I see a lot of agressive e.g. 2-3 failed attempt configurations that forgot to whitelist their own IP, so good job there and I just wanted to reiterate that point because it is very easy to hit 3 failed attempts.

What I did not see is what I consider the best part of fail 2 ban: with minimal knowledge of regex you can create custom filters, which means you can monitor any file for specific lines and leave it up to a simple fail2ban setting (in /etc/fail2ban/filter.d which is uneditable by the apache/nginx user) for deciding whether the offending IP has done enough to warrant a ban.

Protect drupal or wordpress installations without use of yet another plugin requiring several updates per year? Yes please.

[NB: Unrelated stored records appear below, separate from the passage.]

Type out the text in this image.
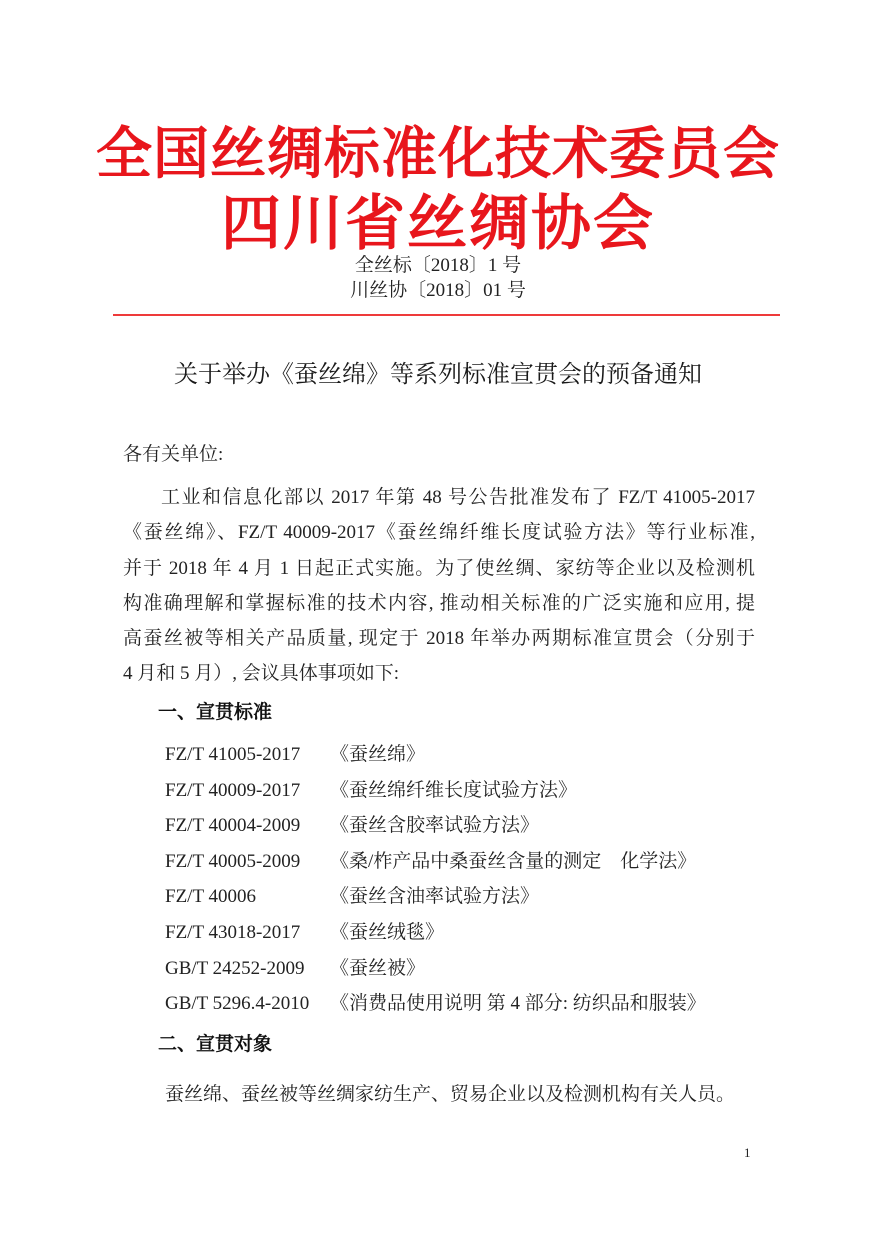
全国丝绸标准化技术委员会
四川省丝绸协会
全丝标〔2018〕1 号
川丝协〔2018〕01 号
关于举办《蚕丝绵》等系列标准宣贯会的预备通知
各有关单位:
工业和信息化部以 2017 年第 48 号公告批准发布了 FZ/T 41005-2017
《蚕丝绵》、FZ/T 40009-2017《蚕丝绵纤维长度试验方法》等行业标准,
并于 2018 年 4 月 1 日起正式实施。为了使丝绸、家纺等企业以及检测机
构准确理解和掌握标准的技术内容, 推动相关标准的广泛实施和应用, 提
高蚕丝被等相关产品质量, 现定于 2018 年举办两期标准宣贯会（分别于
4 月和 5 月）, 会议具体事项如下:
一、宣贯标准
FZ/T 41005-2017	《蚕丝绵》
FZ/T 40009-2017	《蚕丝绵纤维长度试验方法》
FZ/T 40004-2009	《蚕丝含胶率试验方法》
FZ/T 40005-2009	《桑/柞产品中桑蚕丝含量的测定　化学法》
FZ/T 40006	《蚕丝含油率试验方法》
FZ/T 43018-2017	《蚕丝绒毯》
GB/T 24252-2009	《蚕丝被》
GB/T 5296.4-2010	《消费品使用说明 第 4 部分: 纺织品和服装》
二、宣贯对象
蚕丝绵、蚕丝被等丝绸家纺生产、贸易企业以及检测机构有关人员。
1
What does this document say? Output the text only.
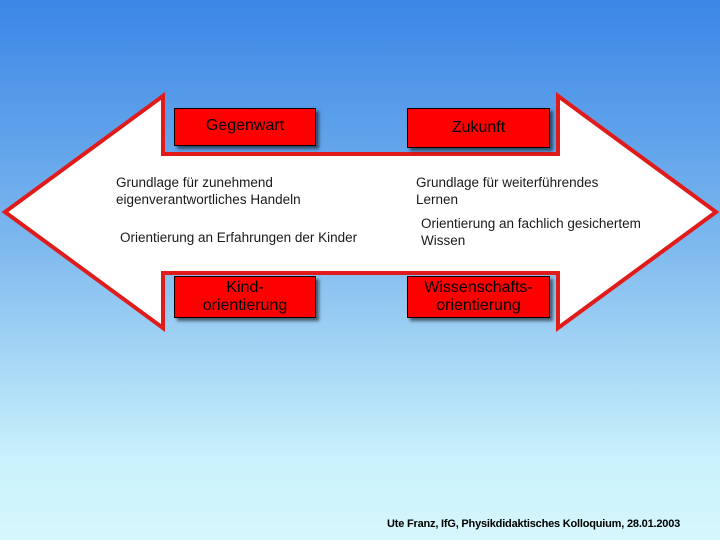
Gegenwart	Zukunft
Grundlage für zunehmend
eigenverantwortliches Handeln
Grundlage für weiterführendes
Lernen
Orientierung an Erfahrungen der Kinder
Orientierung an fachlich gesichertem
Wissen
Kind-
orientierung
Wissenschafts-
orientierung
Ute Franz, IfG, Physikdidaktisches Kolloquium, 28.01.2003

Even more powerful, any time a web developer is sanitizing input they can simply log it when the code detects a condition they would never expect.  For instance, a log line might look like "SUSPICIOUS BEHAVIOR by [IP]: submitting data to a dropdown box that is not one of the dropdown items"  And the rest -- monitoring a user for how frequently they conduct a suspicious act and banning when appropriate -- is all handled by fail2ban.  Instead what I frequently see is a developer writing the entire logging, checking, banning, and cleanup sequence into every page load.  Just look at popular security plugins for wordpress/drupal.  If you have control of the server, fail2ban and a custom filter makes for a far better option with a fraction of the effort.